Aurich

Südbrookmerland
21.07.2012

Drei-Meere-Weg mit 21 Natur-Erlebnissen

Eine der 21 Umweltstationen ist die Vogelbeobachtungsplattform am Hiwkeschloot in Forlitz-Blaukirchen. Bild: Behrendt
Eine der 21 Umweltstationen ist die Vogelbeobachtungsplattform am Hiwkeschloot in Forlitz-Blaukirchen. Bild: Behrendt

Von Edgar Behrendt

Die Umweltbildungsstationen wurden am Freitag entlang der Route am Großen Meer eröffnet. Die Haltepunkte sollen Touristen und Einheimische vor allem über Tiere, Pflanzen und die Kulturlandschaft informieren. Der Großteil der investierten 165 000 Euro stammt aus Fördergeldern.

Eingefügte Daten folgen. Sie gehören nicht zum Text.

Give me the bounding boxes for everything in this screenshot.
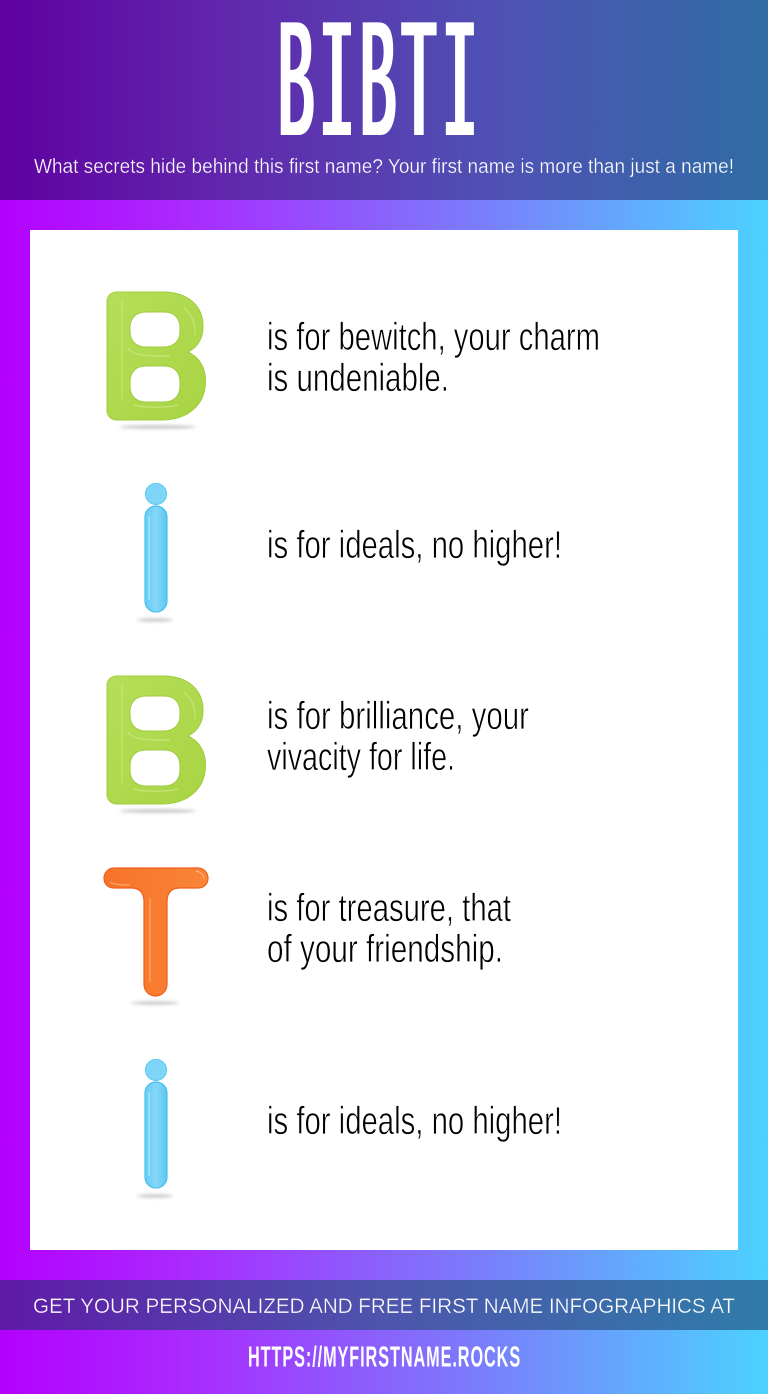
text: T treasure: is for treasure, that	[267, 887, 511, 930]
text: B bewitch: is undeniable.	[267, 357, 449, 400]
text: B bewitch: is for bewitch, your charm	[267, 316, 600, 359]
white content panel	[30, 230, 738, 1250]
footer call to action band	[0, 1280, 768, 1330]
icon: letter i blue	[137, 484, 173, 622]
icon: letter T orange	[104, 868, 208, 1005]
footer url: HTTPS://MYFIRSTNAME.ROCKS	[248, 1341, 520, 1373]
text: i ideals second: is for ideals, no higher!	[267, 1100, 562, 1143]
text: B brilliance: vivacity for life.	[267, 736, 455, 779]
text: B brilliance: is for brilliance, your	[267, 695, 529, 738]
text: T treasure	[267, 887, 511, 971]
header band	[0, 0, 768, 200]
subtitle: What secrets hide behind this first name? Your first name is more than just a name!	[34, 156, 734, 178]
footer call to action band: GET YOUR PERSONALIZED AND FREE FIRST NAME INFOGRAPHICS AT	[33, 1295, 735, 1318]
text: B brilliance	[267, 695, 529, 779]
text: T treasure: of your friendship.	[267, 928, 503, 971]
icon: letter B green second	[107, 676, 206, 813]
text: B bewitch	[267, 316, 600, 400]
text: i ideals: is for ideals, no higher!	[267, 524, 562, 567]
icon: letter B green	[107, 292, 206, 429]
icon: letter i blue second	[137, 1060, 173, 1198]
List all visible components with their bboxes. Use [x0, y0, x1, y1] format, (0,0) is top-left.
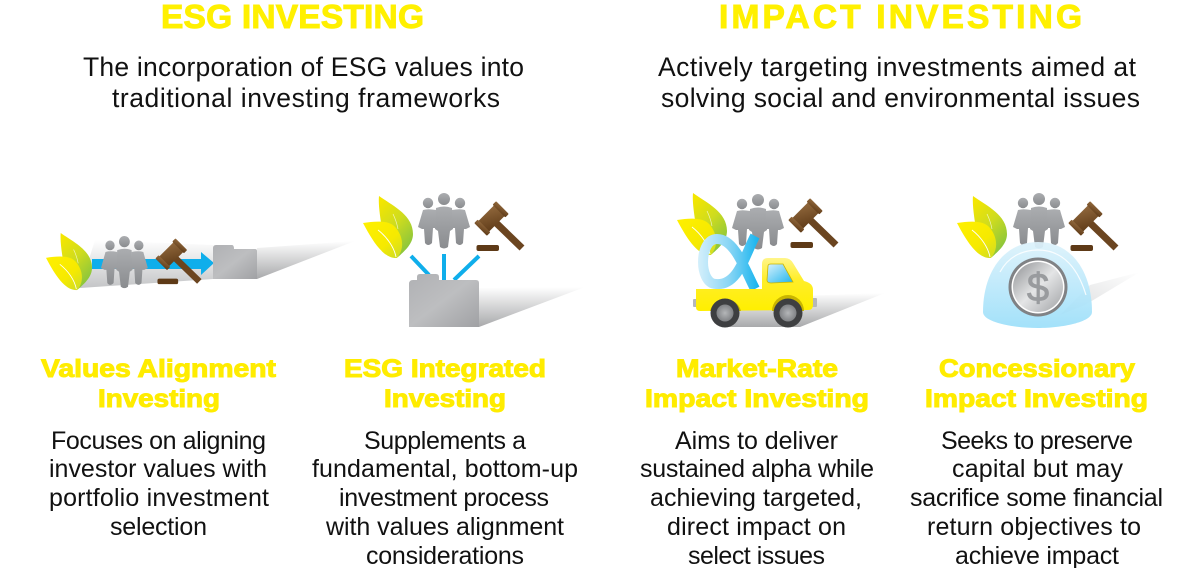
heading: market-rate impact investing	[645, 355, 869, 413]
text: concessionary description: Seeks to preserve	[941, 427, 1133, 455]
heading: concessionary impact investing: Impact Investing	[925, 385, 1148, 413]
panel: ESG integrated investing	[312, 193, 585, 568]
text: values alignment description: portfolio investment	[49, 484, 269, 512]
text: ESG integrated description: Supplements a	[364, 427, 526, 455]
heading: market-rate impact investing: Market-Rate	[676, 355, 838, 383]
text: ESG integrated description: investment process	[339, 484, 549, 512]
panel: ESG investing header	[83, 0, 524, 113]
text: market-rate description: direct impact on	[667, 513, 846, 541]
heading: values alignment investing: Values Alignment	[41, 355, 277, 383]
text: market-rate description: Aims to deliver	[675, 427, 838, 455]
heading: ESG integrated investing: Investing	[384, 385, 506, 413]
text: ESG integrated description	[312, 427, 578, 568]
icon: coin under glass dome: $	[1027, 266, 1049, 310]
text: market-rate description: sustained alpha while	[640, 455, 874, 483]
icon: values alignment arrow into folder	[46, 233, 355, 290]
text: ESG integrated description: fundamental, bottom-up	[312, 455, 578, 483]
text: concessionary description: return objectives to	[927, 513, 1141, 541]
heading: ESG integrated investing: ESG Integrated	[344, 355, 546, 383]
text: values alignment description	[49, 427, 269, 541]
text: values alignment description: investor values with	[49, 455, 267, 483]
text: ESG integrated description: with values alignment	[325, 513, 564, 541]
description: ESG investing: traditional investing frameworks	[112, 83, 500, 113]
icon: inputs flowing into folder	[363, 193, 585, 327]
icon: coin under glass dome	[957, 193, 1140, 328]
text: concessionary description: sacrifice some financial	[910, 484, 1163, 512]
heading: market-rate impact investing: Impact Investing	[645, 385, 869, 413]
panel: values alignment investing	[41, 233, 355, 541]
description: ESG investing	[83, 52, 524, 113]
title: impact investing: IMPACT INVESTING	[719, 0, 1082, 36]
text: concessionary description	[910, 427, 1163, 568]
heading: values alignment investing	[41, 355, 277, 413]
icon: truck carrying alpha	[677, 193, 885, 328]
text: values alignment description: Focuses on aligning	[51, 427, 266, 455]
heading: ESG integrated investing	[344, 355, 546, 413]
text: market-rate description	[640, 427, 874, 568]
panel: market-rate impact investing	[640, 193, 885, 568]
description: impact investing: Actively targeting investments aimed at	[658, 52, 1137, 82]
text: values alignment description: selection	[110, 513, 207, 541]
text: concessionary description: capital but may	[952, 455, 1124, 483]
description: impact investing: solving social and environmental issues	[661, 83, 1140, 113]
description: ESG investing: The incorporation of ESG values into	[83, 52, 524, 82]
description: impact investing	[658, 52, 1140, 113]
panel: impact investing header	[658, 0, 1140, 113]
heading: concessionary impact investing	[925, 355, 1148, 413]
panel: concessionary impact investing	[910, 193, 1163, 568]
heading: concessionary impact investing: Concessionary	[939, 355, 1135, 383]
text: market-rate description: achieving targeted,	[650, 484, 862, 512]
heading: values alignment investing: Investing	[98, 385, 220, 413]
title: ESG investing: ESG INVESTING	[161, 0, 424, 36]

Südbrookmerland - Wie ist das Große Meer entstanden? Welche Fische leben in dem Gewässer und welche Nester bauen die verschiedenen dort brütenden Vogelarten? Antworten darauf und auf viele weitere Fragen finden Radfahrer neuerdings bei einer Rundfahrt ums Große Meer. Insgesamt 21 Umweltbildungsstationen sind entlang des Drei-Meere-Weges zu finden. Am Freitag wurden sie offiziell eröffnet. Eine knapp 30-köpfige Gruppe der Projektbeteiligten radelte die 15-Kilometer-Strecke ab, um die einzelnen Stationen zu besichtigen. 165 000 Euro haben die Informations- und Erlebnisstationen gekostet, die Gemeinde konnte dafür auf 80 Prozent Fördergelder zurückgreifen.

Bei vielen Stationen werden nicht nur Informationen geboten, sondern auch Natur-Erlebnisse. Es gibt zum Beispiel Beobachtungsplattformen, die einen Ausblick auf den Wiesenvogel-Lebensraum ermöglichen, eine übergroße Nachbildung eines Röhrichtbrüter-Nestes, das Kinder zum Klettern einlädt, Fisch-Silhouetten zum Ertasten und eine Soundinstallation im Geländer einer Plattform, die vier Gesänge von Vögeln in der Region abspielt. Menschen aller Bevölkerungsschichten und Altersgruppen sollten angesprochen werden, „insbesondere sollten die Angebote aber die kindgerechte und spielerische Auseinandersetzung mit der Natur und der Kulturlandschaft ermöglichen“, sagte Bürgermeister Friedrich Süßen in seiner Ansprache vor dem Start der Radtour.

17 000 Radwanderer und Wanderer nutzten den Drei-Meere-Weg im vergangenen Sommer

Der stellvertretende Landrat Hermann Bontjer hoffte, „dass möglichst viele Menschen das Angebot wahrnehmen, die Natur, ihre Reichtümer und ihre Schönheiten direkt vor der eigenen Haustür kennenzulernen“. In der industrialisierten Welt gehe ein unmittelbarer Zugang zur Natur leider mehr und mehr verloren. „Seien wir doch mal ehrlich: Wer kennt noch die Namen aller Blumen und Bäume am Wegesrand, wer erkennt Vögel an ihrem Singen, wer weiß, wie Heilkräuter aussehen und wirken?“, fragte Bontjer.

Im vergangenen Jahr haben trotz eines regenreichen Sommers 17 000 Radwanderer und Wanderer den Drei-Meere-Weg genutzt. „Das macht Mut für eine erfolgreiche naturverbundene touristische Zukunft am Großen Meer“, sagte Friedrich Süßen, der sich mit einem Blumenstrauß bei Heike Brunken-Winkler von der ARSU (Arbeitsgruppe für Regionale Struktur- und Umweltforschung) GmbH in Oldenburg bedankte. Das Unternehmen ist für die nachhaltige Entwicklung der gesamten Region Großes Meer zuständig. „Sie ist für uns die Mutter des Drei-Meere-Weges“, lobte auch Tourismus-Chefin Magret Sutorius.